Optimized Renewal Decision Making
The number of failures or the probability of failure will impact the maintenance / repair cost required on the asset.
Using this data, we are then able to predict the future costs likely to be incurred and these are shown in the following figure.

Different treatment options are then assessed against this predicted cost and the potential savings are recognized.
By completing a cash flow of the various options the most cost effective option can be identified as shown in the following figure.
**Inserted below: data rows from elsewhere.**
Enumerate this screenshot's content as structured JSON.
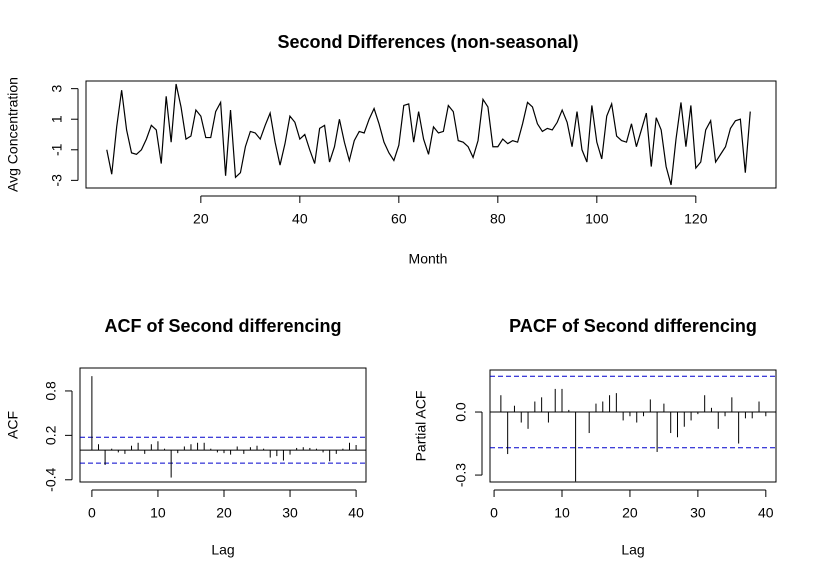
{
  "chart_data": [
    {
      "type": "line",
      "title": "Second Differences (non-seasonal)",
      "x_label": "Month",
      "y_label": "Avg Concentration",
      "x": [
        1,
        2,
        3,
        4,
        5,
        6,
        7,
        8,
        9,
        10,
        11,
        12,
        13,
        14,
        15,
        16,
        17,
        18,
        19,
        20,
        21,
        22,
        23,
        24,
        25,
        26,
        27,
        28,
        29,
        30,
        31,
        32,
        33,
        34,
        35,
        36,
        37,
        38,
        39,
        40,
        41,
        42,
        43,
        44,
        45,
        46,
        47,
        48,
        49,
        50,
        51,
        52,
        53,
        54,
        55,
        56,
        57,
        58,
        59,
        60,
        61,
        62,
        63,
        64,
        65,
        66,
        67,
        68,
        69,
        70,
        71,
        72,
        73,
        74,
        75,
        76,
        77,
        78,
        79,
        80,
        81,
        82,
        83,
        84,
        85,
        86,
        87,
        88,
        89,
        90,
        91,
        92,
        93,
        94,
        95,
        96,
        97,
        98,
        99,
        100,
        101,
        102,
        103,
        104,
        105,
        106,
        107,
        108,
        109,
        110,
        111,
        112,
        113,
        114,
        115,
        116,
        117,
        118,
        119,
        120,
        121,
        122,
        123,
        124,
        125,
        126,
        127,
        128,
        129,
        130,
        131
      ],
      "series": [
        {
          "color": "#000000",
          "values": [
            -1,
            -2.6,
            0.5,
            2.9,
            0.3,
            -1.2,
            -1.3,
            -1,
            -0.3,
            0.6,
            0.3,
            -1.9,
            2.5,
            -0.5,
            3.3,
            1.8,
            -0.3,
            -0.1,
            1.6,
            1.2,
            -0.2,
            -0.2,
            1.5,
            2.1,
            -2.7,
            1.6,
            -2.8,
            -2.5,
            -0.8,
            0.2,
            0.1,
            -0.3,
            0.6,
            1.4,
            -0.5,
            -2,
            -0.6,
            1.2,
            0.8,
            -0.3,
            0,
            -1,
            -1.9,
            0.4,
            0.6,
            -1.8,
            -0.8,
            1,
            -0.5,
            -1.7,
            -0.4,
            0.2,
            0.1,
            1,
            1.7,
            0.7,
            -0.5,
            -1.2,
            -1.7,
            -0.7,
            1.9,
            2,
            -0.5,
            1.5,
            -0.3,
            -1.3,
            0.5,
            0.1,
            0.2,
            1.9,
            1.5,
            -0.4,
            -0.5,
            -0.8,
            -1.5,
            -0.4,
            2.3,
            1.8,
            -0.8,
            -0.8,
            -0.3,
            -0.6,
            -0.4,
            -0.5,
            0.7,
            2.1,
            1.8,
            0.7,
            0.2,
            0.4,
            0.3,
            0.8,
            1.6,
            0.8,
            -0.8,
            1.5,
            -1,
            -1.8,
            1.9,
            -0.5,
            -1.6,
            1.2,
            2,
            -0.1,
            -0.4,
            -0.5,
            0.7,
            -0.8,
            0.3,
            1.4,
            -2.1,
            1.1,
            0.3,
            -2.1,
            -3.3,
            -0.3,
            2.1,
            -0.8,
            1.9,
            -2.2,
            -1.8,
            0.3,
            0.9,
            -1.8,
            -1.3,
            -0.8,
            0.4,
            0.9,
            1,
            -2.5,
            1.5
          ]
        }
      ],
      "xlim": [
        -3.2,
        136.2
      ],
      "xticks": [
        20,
        40,
        60,
        80,
        100,
        120
      ],
      "ylim": [
        -3.5,
        3.5
      ],
      "yticks": [
        -3,
        -1,
        1,
        3
      ]
    },
    {
      "type": "stem",
      "title": "ACF of Second differencing",
      "x_label": "Lag",
      "y_label": "ACF",
      "x": [
        0,
        1,
        2,
        3,
        4,
        5,
        6,
        7,
        8,
        9,
        10,
        11,
        12,
        13,
        14,
        15,
        16,
        17,
        18,
        19,
        20,
        21,
        22,
        23,
        24,
        25,
        26,
        27,
        28,
        29,
        30,
        31,
        32,
        33,
        34,
        35,
        36,
        37,
        38,
        39,
        40
      ],
      "series": [
        {
          "color": "#000000",
          "values": [
            1,
            0.08,
            -0.2,
            0.02,
            -0.03,
            -0.05,
            0.06,
            0.1,
            -0.05,
            0.08,
            0.12,
            0.02,
            -0.37,
            -0.04,
            0.05,
            0.08,
            0.1,
            0.1,
            0.02,
            -0.03,
            -0.04,
            -0.06,
            0.05,
            -0.05,
            0.04,
            0.06,
            0.02,
            -0.1,
            -0.08,
            -0.14,
            -0.06,
            0.03,
            0.04,
            0.03,
            0.02,
            -0.03,
            -0.15,
            -0.05,
            0.02,
            0.1,
            0.07
          ]
        }
      ],
      "confidence_lines": [
        -0.175,
        0.175
      ],
      "confidence_color": "#0000cc",
      "xlim": [
        -1.8,
        41.5
      ],
      "xticks": [
        0,
        10,
        20,
        30,
        40
      ],
      "ylim": [
        -0.43,
        1.11
      ],
      "yticks": [
        -0.4,
        0.2,
        0.8
      ]
    },
    {
      "type": "stem",
      "title": "PACF of Second differencing",
      "x_label": "Lag",
      "y_label": "Partial ACF",
      "x": [
        1,
        2,
        3,
        4,
        5,
        6,
        7,
        8,
        9,
        10,
        11,
        12,
        13,
        14,
        15,
        16,
        17,
        18,
        19,
        20,
        21,
        22,
        23,
        24,
        25,
        26,
        27,
        28,
        29,
        30,
        31,
        32,
        33,
        34,
        35,
        36,
        37,
        38,
        39,
        40
      ],
      "series": [
        {
          "color": "#000000",
          "values": [
            0.08,
            -0.2,
            0.03,
            -0.05,
            -0.08,
            0.05,
            0.07,
            -0.05,
            0.11,
            0.11,
            0.01,
            -0.33,
            0,
            -0.1,
            0.04,
            0.05,
            0.08,
            0.09,
            -0.04,
            -0.02,
            -0.05,
            -0.02,
            0.06,
            -0.19,
            0.04,
            -0.1,
            -0.12,
            -0.07,
            -0.04,
            -0.01,
            0.08,
            0.02,
            -0.08,
            -0.02,
            0.07,
            -0.15,
            -0.03,
            -0.03,
            0.05,
            -0.02
          ]
        }
      ],
      "confidence_lines": [
        -0.17,
        0.17
      ],
      "confidence_color": "#0000cc",
      "xlim": [
        -0.6,
        41.5
      ],
      "xticks": [
        0,
        10,
        20,
        30,
        40
      ],
      "ylim": [
        -0.333,
        0.2
      ],
      "yticks": [
        -0.3,
        {
          "value": 0,
          "label": "0.0"
        }
      ]
    }
  ]
}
The potential savings for each option will vary with time and it is desirable to identify the most cost effective point for the renewal to be completed.
This is shown in the following figure.

By completing this type of analysis, we can then identify the point at which the greatest potential savings or highest NPV is likely to occur and determine that as the point for which renewals should take place.
This is shown by the following example.

As can be seen this detailed analysis requires significant inputs through both the number of sensitivity assessments and the various timing of the options.
Process flowchart for developing "Appropriate Probability Of" failure curves
A process flow chart for developing appropriate probability of failure curves is shown below:
Collate "Condition/Failure Statistics" in relation to asset effective lives.
For each asset type or group it is essential to first establish the failure patterns based on pas failure records. It is important to note that the probabilities of failure which we try to develop are only applicable to incidents of failure which are the results of the normal ageing of the assets
It is necessary to filter out those failure records which were due to non-structural problems such as vandalism or incorrect operating procedures on the assets.
Use sources such as:
- Internal historical data
- External historical data
- Actuarial data
- Condition monitoring data
- Estimates from experience and expert knowledge
- Accelerated tests.
Select the most appropriate method of estimating failures
Information on asset failures can exist in various forms, including:
- Instantaneous probability of failure
- Failure frequencies
- Meantime between failures.
Assessing failures based on probabilities of failure are the most appropriate for use in risk analysis.
Develop a family of probability of failure curves
No single failure curve will represent the whole spectrum of failure scenarios. The problem lies with identifying the possible envelopes of probability of failure. For analysis of risk assessment during the early stages of failure data collection, the following failure curves will suffice:
- Average failure profile (mean)
- Early failure profile (say, 5%)
- Late failure profile (say, 95%).
A curve of best fit can be drawn to each of the above failure profiles. This is easily accomplished using curve-fitting functions available in most spreadsheets software packages such as Excel or Lotus.
Based on the curve of best fit any probability of failure in the intermediate periods can be estimated until the year when the asset actually fails.
Develop a probability of failure matrices
A probability of failure curve provides figures for an asset for which we are confident of 100% failure at a certain year. Theoretically a set of failure curves has to be developed for assets having different "year to failure ".
Tables or matrices of probability of failure provide quick references for assets with different years of failure confidence.
Ascertain the asset condition & the operating environment
Based on the asset condition and the perceived future operating condition in which it will operate an indication of the appropriateness of the probabilities curves can be indicated.
Based on the asset condition, determine the confidence level in the selection of each probability of failure profile.
It is to be recognized that predicting the future failure mode involves an appreciation of what the future operating conditions would be. No single curve will represent the future failure patterns of an asset perfectly. It is essential to assess the user's confidence in each of the probability curve.
Early failure | High confidence | 70% |
Average failure | Low confidence | 10% |
Late failure | Low confidence | 20% |
Total | 100% |
Determine the weighted probability of failure (fw)
It is sometimes not justified to use a single probability of failure curve to model the uncertain future behavior of the asset unless one is 100% sure of its appropriateness. It is, however, possible to express the best estimated future probability of failure based on the degree of confidence in each of the probability curves. This is the weighted probability of failure and based on the above confidence level.